A estimativa abrange o período entre janeiro e novembro de 2020. No ano passado, o Pantanal foi consumido pela maior tragédia de sua história, com a destruição de cerca de 4 milhões de hectares (26% da área de todo o bioma).
Os animais registrados no levantamento foram divididos em dois grupos, de acordo com o tamanho da carcaça: pequenos vertebrados (menos de 2kg), como anfíbios, pequenos lagartos, cobras, pássaros e roedores; e médios para grandes vertebrados (2kg ou mais), como queixadas, capivaras, mutuns, grandes cobras, tamanduás e primatas.
As serpentes aquáticas representaram 60% das vítimas.
“Esses animais possuem baixa capacidade de locomoção, o que dificulta a fuga durante um incêndio. Durante a estação seca costumam ficar enterradas em áreas de campo inundáveis. Quando o fogo atinge uma área úmida seca é bastante comum ocorrer o incêndio de turfa, que consome a espessa camada de matéria orgânica. Esse tipo de fogo é de difícil combate e detecção, podendo queimar por semanas e atingir os animais que habitam esses ambientes”, explicou a bióloga Gabriela do Valle Alvarenga, pesquisadora da Universidade Federal de Mato Grosso (UFMT), participante da pesquisa.
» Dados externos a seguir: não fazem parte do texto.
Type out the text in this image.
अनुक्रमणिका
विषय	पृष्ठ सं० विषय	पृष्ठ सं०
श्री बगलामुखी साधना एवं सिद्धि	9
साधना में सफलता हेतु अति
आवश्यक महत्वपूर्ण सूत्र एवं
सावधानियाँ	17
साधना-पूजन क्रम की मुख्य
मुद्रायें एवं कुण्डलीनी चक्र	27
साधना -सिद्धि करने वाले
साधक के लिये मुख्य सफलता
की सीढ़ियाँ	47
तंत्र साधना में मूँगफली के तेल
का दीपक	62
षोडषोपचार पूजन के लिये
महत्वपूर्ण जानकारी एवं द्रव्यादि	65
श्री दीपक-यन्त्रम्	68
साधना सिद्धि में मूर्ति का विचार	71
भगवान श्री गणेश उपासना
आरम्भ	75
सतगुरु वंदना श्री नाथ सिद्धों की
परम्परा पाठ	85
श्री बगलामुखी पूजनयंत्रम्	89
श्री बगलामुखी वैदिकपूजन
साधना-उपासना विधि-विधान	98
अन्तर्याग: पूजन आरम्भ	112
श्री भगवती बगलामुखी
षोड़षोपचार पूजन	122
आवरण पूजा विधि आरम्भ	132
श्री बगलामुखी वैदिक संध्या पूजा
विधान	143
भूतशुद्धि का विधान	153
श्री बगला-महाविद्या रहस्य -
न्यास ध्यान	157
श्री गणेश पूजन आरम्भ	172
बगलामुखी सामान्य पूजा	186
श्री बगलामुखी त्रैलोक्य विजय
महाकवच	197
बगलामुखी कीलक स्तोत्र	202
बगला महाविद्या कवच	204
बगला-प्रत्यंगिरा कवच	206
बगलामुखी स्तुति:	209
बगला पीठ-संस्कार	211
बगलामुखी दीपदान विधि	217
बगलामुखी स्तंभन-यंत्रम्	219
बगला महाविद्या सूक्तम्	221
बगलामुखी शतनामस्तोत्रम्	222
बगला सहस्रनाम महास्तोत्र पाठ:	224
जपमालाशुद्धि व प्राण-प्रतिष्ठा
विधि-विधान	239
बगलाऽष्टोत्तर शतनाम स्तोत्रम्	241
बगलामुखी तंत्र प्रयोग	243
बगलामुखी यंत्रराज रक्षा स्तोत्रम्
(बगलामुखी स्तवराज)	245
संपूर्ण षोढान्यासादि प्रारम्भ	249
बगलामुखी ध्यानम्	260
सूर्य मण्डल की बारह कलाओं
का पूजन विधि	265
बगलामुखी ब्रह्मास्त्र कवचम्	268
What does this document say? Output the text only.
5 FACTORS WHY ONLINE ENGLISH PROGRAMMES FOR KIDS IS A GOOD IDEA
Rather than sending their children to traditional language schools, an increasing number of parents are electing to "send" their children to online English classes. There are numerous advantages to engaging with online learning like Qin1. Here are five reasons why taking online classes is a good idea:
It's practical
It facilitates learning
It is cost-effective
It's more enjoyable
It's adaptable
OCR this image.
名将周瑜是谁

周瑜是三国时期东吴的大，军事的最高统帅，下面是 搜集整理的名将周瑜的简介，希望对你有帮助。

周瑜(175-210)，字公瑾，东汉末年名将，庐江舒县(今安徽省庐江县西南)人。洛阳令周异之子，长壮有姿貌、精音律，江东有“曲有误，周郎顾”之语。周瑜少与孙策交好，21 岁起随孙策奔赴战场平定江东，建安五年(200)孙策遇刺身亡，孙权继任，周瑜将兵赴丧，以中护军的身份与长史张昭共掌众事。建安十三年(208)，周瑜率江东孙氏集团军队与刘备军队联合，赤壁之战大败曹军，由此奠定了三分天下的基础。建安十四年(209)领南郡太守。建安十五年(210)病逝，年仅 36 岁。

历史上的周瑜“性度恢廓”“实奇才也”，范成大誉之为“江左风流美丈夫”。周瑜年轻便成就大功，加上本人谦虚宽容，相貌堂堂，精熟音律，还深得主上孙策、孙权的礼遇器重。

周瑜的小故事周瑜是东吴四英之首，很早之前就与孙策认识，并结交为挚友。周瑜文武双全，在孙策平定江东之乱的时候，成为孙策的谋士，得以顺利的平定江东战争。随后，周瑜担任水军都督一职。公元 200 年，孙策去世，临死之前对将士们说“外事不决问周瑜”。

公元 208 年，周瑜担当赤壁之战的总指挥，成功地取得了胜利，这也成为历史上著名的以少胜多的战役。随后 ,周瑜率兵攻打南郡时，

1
Grandes vertebrados como cervos, veados, antas e onças não foram observados a partir dos transectos dada a baixa densidade populacional dessas espécies no Pantanal. Mas foram frequentemente encontrados durante o trabalho de combate aos incêndios, mortos ou feridos perto de estradas.
O estudo alerta que as mudanças climáticas provocadas pelas ações do homem têm influenciado a frequência, a duração e a intensidade das secas na região. O impacto de seguidas queimadas pode ser catastrófico e empobrecer o ecossistema, que já é frágil durante o período sem chuvas. O fogo faz parte da dinâmica natural do Pantanal, mas não nessas proporções.
Diante da possibilidade de novos desastres na região, os pesquisadores esperam com o estudo ajudar a dimensionar os impactos cumulativos causados por incêndios recorrentes no bioma.
O trabalho contou com pesquisadores da Embrapa Pantanal, do Instituto Chico Mendes de Conservação da Biodiversidade (ICMBio), do Instituto Brasileiro do Meio Ambiente e dos Recursos Naturais Renováveis (Ibama), do Instituto Nacional de Pesquisa do Pantanal (INPP), Universidade do Mato Grosso (UFMT), Universidade Federal de Mato Grosso do Sul (UFMS), Universidade Federal do Rio de Janeiro (UFRJ), Fundação Meio Ambiente do Pantanal, Instituto Smithsonian (dos Estados Unidos), entre outras instituições.
Houve também o apoio logístico e suporte financeiro de ONGs como WWF Brasil, ONG Panthera, Instituto Homem Pantaneiro, Ecologia e Ação (ECOA), Museu Paraense Emílio Goeldi, além da Secretaria de Meio Ambiente de Mato Grosso do Sul e da colaboração de voluntários.
No início dos levantamentos no ano passado, a escassez de verbas impactou o planejamento e as ações no campo, e pesquisadores precisaram trabalhar voluntariamente. Com a repercussão da força-tarefa, chegaram depois recursos de governos estaduais e ONGs.